Catherine shook her head and bit back a smile. She picked up a handful of papers and tapped them on the desk until their corners were neatly aligned.

Myrtle was staring at her.

She glanced up trying to look calm and collected and in complete control, as if nothing was out of the ordinary.

Her secretary just stood there with her rigid back pressed against the door jamb, a knowing look on her face.

It was impossible to ignore her. Impossible because Myrtle Martin had a new hair color. Orange. Blindingly bright orange.

Catherine never knew a hair color could actually hurt your eyes. For just one instant she had the sudden urge to whip out her sunglasses.

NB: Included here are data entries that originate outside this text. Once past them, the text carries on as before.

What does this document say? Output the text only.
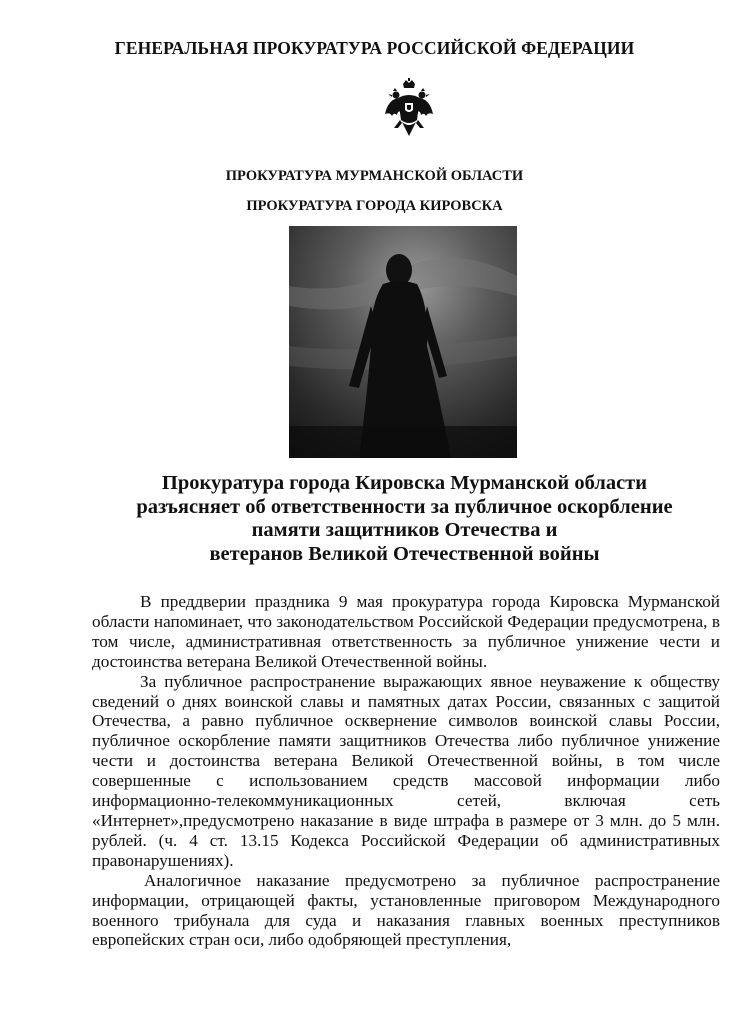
ГЕНЕРАЛЬНАЯ ПРОКУРАТУРА РОССИЙСКОЙ ФЕДЕРАЦИИ
ПРОКУРАТУРА МУРМАНСКОЙ ОБЛАСТИ
ПРОКУРАТУРА ГОРОДА КИРОВСКА
Прокуратура города Кировска Мурманской области
разъясняет об ответственности за публичное оскорбление
памяти защитников Отечества и
ветеранов Великой Отечественной войны

В преддверии праздника 9 мая прокуратура города Кировска Мурманской области напоминает, что законодательством Российской Федерации предусмотрена, в том числе, административная ответственность за публичное унижение чести и достоинства ветерана Великой Отечественной войны.

За публичное распространение выражающих явное неуважение к обществу сведений о днях воинской славы и памятных датах России, связанных с защитой Отечества, а равно публичное осквернение символов воинской славы России, публичное оскорбление памяти защитников Отечества либо публичное унижение чести и достоинства ветерана Великой Отечественной войны, в том числе совершенные с использованием средств массовой информации либо информационно-телекоммуникационных сетей, включая сеть «Интернет»,предусмотрено наказание в виде штрафа в размере от 3 млн. до 5 млн. рублей. (ч. 4 ст. 13.15 Кодекса Российской Федерации об административных правонарушениях).

Аналогичное наказание предусмотрено за публичное распространение информации, отрицающей факты, установленные приговором Международного военного трибунала для суда и наказания главных военных преступников европейских стран оси, либо одобряющей преступления,
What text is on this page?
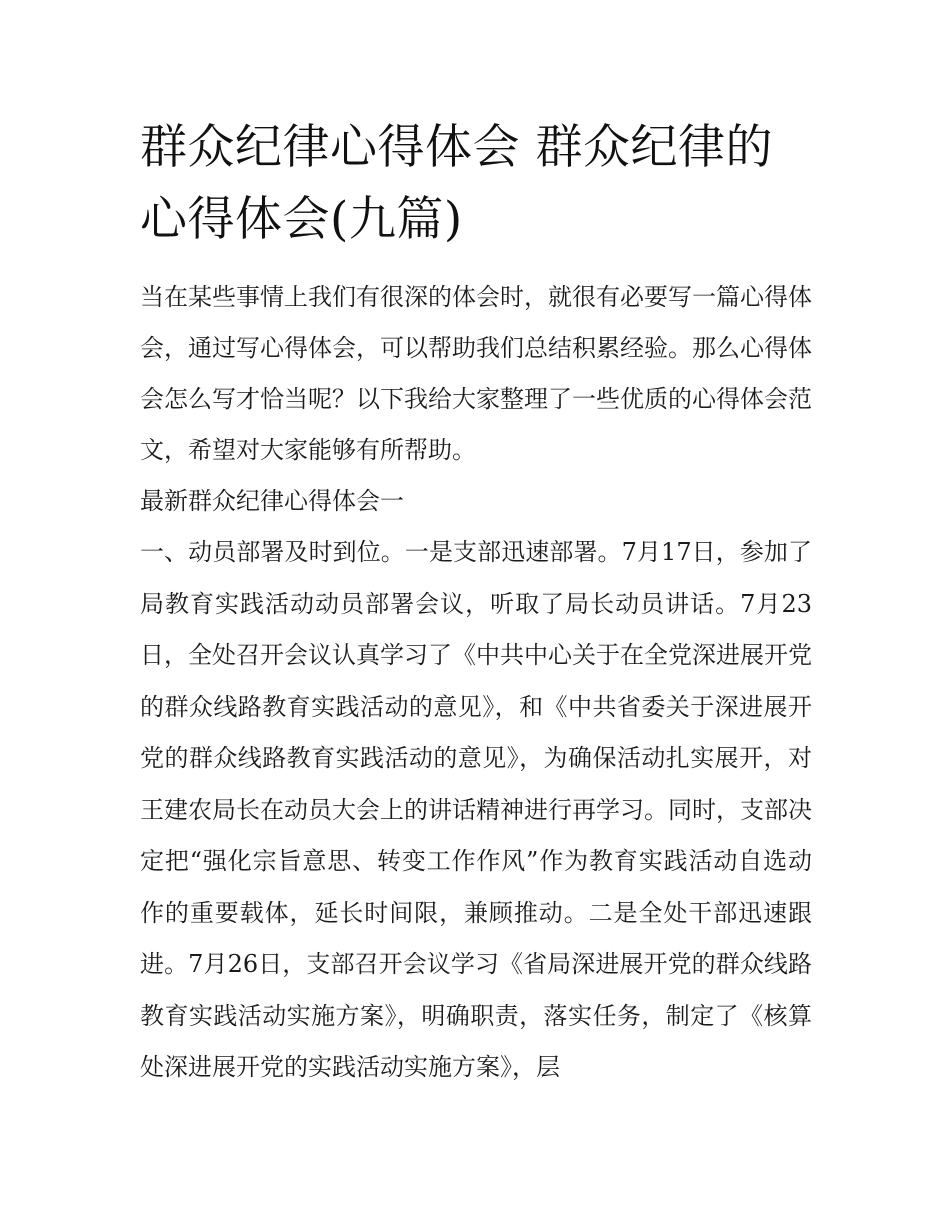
群众纪律心得体会 群众纪律的心得体会(九篇)

当在某些事情上我们有很深的体会时，就很有必要写一篇心得体会，通过写心得体会，可以帮助我们总结积累经验。那么心得体会怎么写才恰当呢？以下我给大家整理了一些优质的心得体会范文，希望对大家能够有所帮助。

最新群众纪律心得体会一

一、动员部署及时到位。一是支部迅速部署。7月17日，参加了局教育实践活动动员部署会议，听取了局长动员讲话。7月23日，全处召开会议认真学习了《中共中心关于在全党深进展开党的群众线路教育实践活动的意见》，和《中共省委关于深进展开党的群众线路教育实践活动的意见》，为确保活动扎实展开，对王建农局长在动员大会上的讲话精神进行再学习。同时，支部决定把“强化宗旨意思、转变工作作风”作为教育实践活动自选动作的重要载体，延长时间限，兼顾推动。二是全处干部迅速跟进。7月26日，支部召开会议学习《省局深进展开党的群众线路教育实践活动实施方案》，明确职责，落实任务，制定了《核算处深进展开党的实践活动实施方案》，层
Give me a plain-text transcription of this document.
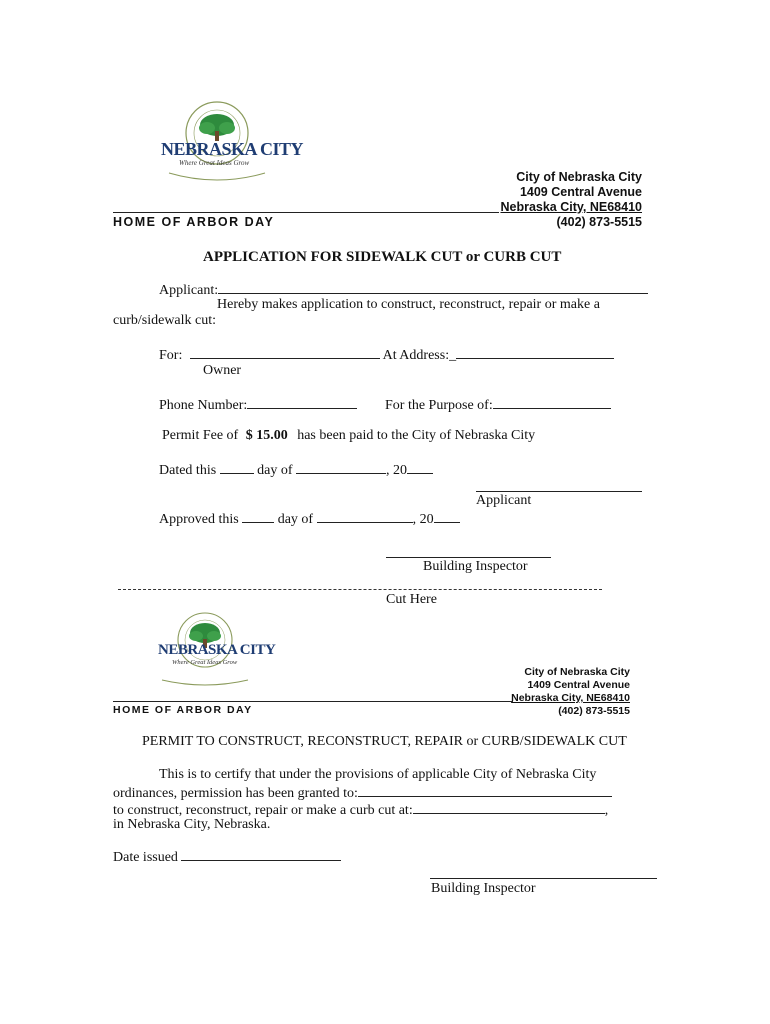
NEBRASKA CITY
Where Great Ideas Grow
City of Nebraska City
1409 Central Avenue
Nebraska City, NE68410
(402) 873-5515
HOME OF ARBOR DAY
APPLICATION FOR SIDEWALK CUT or CURB CUT
Applicant:
Hereby makes application to construct, reconstruct, repair or make a
curb/sidewalk cut:
For:	At Address:_
Owner
Phone Number:	For the Purpose of:
Permit Fee of $ 15.00 has been paid to the City of Nebraska City
Dated this	day of	, 20
Applicant
Approved this	day of	, 20
Building Inspector
Cut Here
NEBRASKA CITY
Where Great Ideas Grow
City of Nebraska City
1409 Central Avenue
Nebraska City, NE68410
(402) 873-5515
HOME OF ARBOR DAY
PERMIT TO CONSTRUCT, RECONSTRUCT, REPAIR or CURB/SIDEWALK CUT
This is to certify that under the provisions of applicable City of Nebraska City
ordinances, permission has been granted to:
to construct, reconstruct, repair or make a curb cut at:	,
in Nebraska City, Nebraska.
Date issued
Building Inspector
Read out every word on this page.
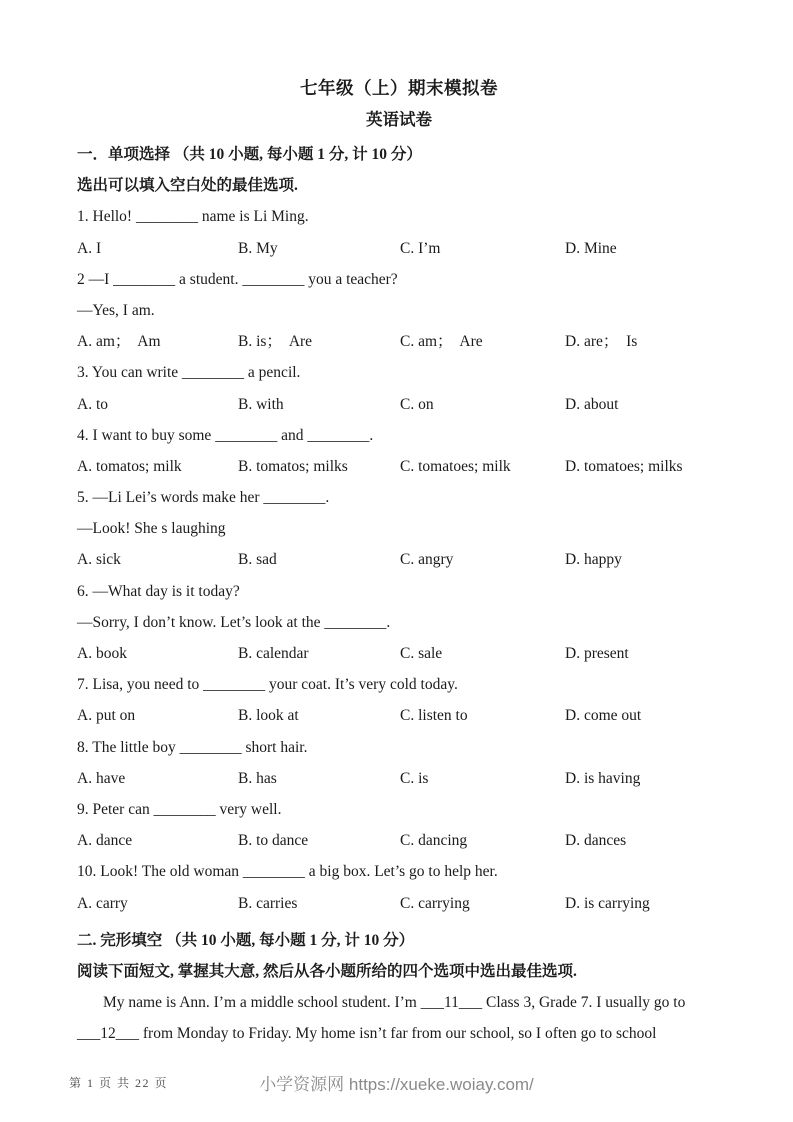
七年级（上）期末模拟卷
英语试卷
一．单项选择 （共 10 小题, 每小题 1 分, 计 10 分）
选出可以填入空白处的最佳选项.
1. Hello! ________ name is Li Ming.
A. I	B. My	C. I’m	D. Mine
2 —I ________ a student. ________ you a teacher?
—Yes, I am.
A. am；  Am	B. is；  Are	C. am；  Are	D. are；  Is
3. You can write ________ a pencil.
A. to	B. with	C. on	D. about
4. I want to buy some ________ and ________.
A. tomatos; milk	B. tomatos; milks	C. tomatoes; milk	D. tomatoes; milks
5. —Li Lei’s words make her ________.
—Look! She s laughing
A. sick	B. sad	C. angry	D. happy
6. —What day is it today?
—Sorry, I don’t know. Let’s look at the ________.
A. book	B. calendar	C. sale	D. present
7. Lisa, you need to ________ your coat. It’s very cold today.
A. put on	B. look at	C. listen to	D. come out
8. The little boy ________ short hair.
A. have	B. has	C. is	D. is having
9. Peter can ________ very well.
A. dance	B. to dance	C. dancing	D. dances
10. Look! The old woman ________ a big box. Let’s go to help her.
A. carry	B. carries	C. carrying	D. is carrying
二. 完形填空 （共 10 小题, 每小题 1 分, 计 10 分）
阅读下面短文, 掌握其大意, 然后从各小题所给的四个选项中选出最佳选项.
My name is Ann. I’m a middle school student. I’m ___11___ Class 3, Grade 7. I usually go to
___12___ from Monday to Friday. My home isn’t far from our school, so I often go to school
第 1 页 共 22 页	小学资源网 https://xueke.woiay.com/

Back in January Myrtle had dyed her hair jet black, painted a mole on her cheek and drawn on thickly-arched, Night-of-the-Iguana eyebrows, then wore animal prints and huge faux diamonds. At the time she was dating a Welshman named Richard.

Myrtle walked toward her with one of her “you-need-me-to-tell-you-exactly-what-you-need-to-do” looks. She had been gone for two weeks and the office looked as if she’d been gone for a year.

Catherine braced herself for a lecture, but instead Myrtle just hitched her hip on the desk corner, picked up the phone, and began pressing buttons. “Ms. Winslow is unavailable today.”

Poof! Line one was gone.

“Ms. Winslow is in a meeting and cannot be disturbed.”

Line two gone.

“Ms. Winslow will get back to you as soon as possible.”

Line three gone.

Line four got the same treatment.

She punched line five. “Yes? Uh-huh. That’s right. Who? Oh, hi! Yes, I’m just fine. Uh-huh. Uh-huh…I changed it last night.” Myrtle smiled and patted her French twist. “Red Flambeaux. Yes, it’s very vibrant. I like color, too. Catherine? Yes, she’s right here.” Myrtle studied Catherine for a long moment. “She’s wearing a suit…of course. Black,” she added as if she were describing cockroaches.

Catherine glanced down at her tailored black suit and frowned. She liked this outfit; it fit her mood.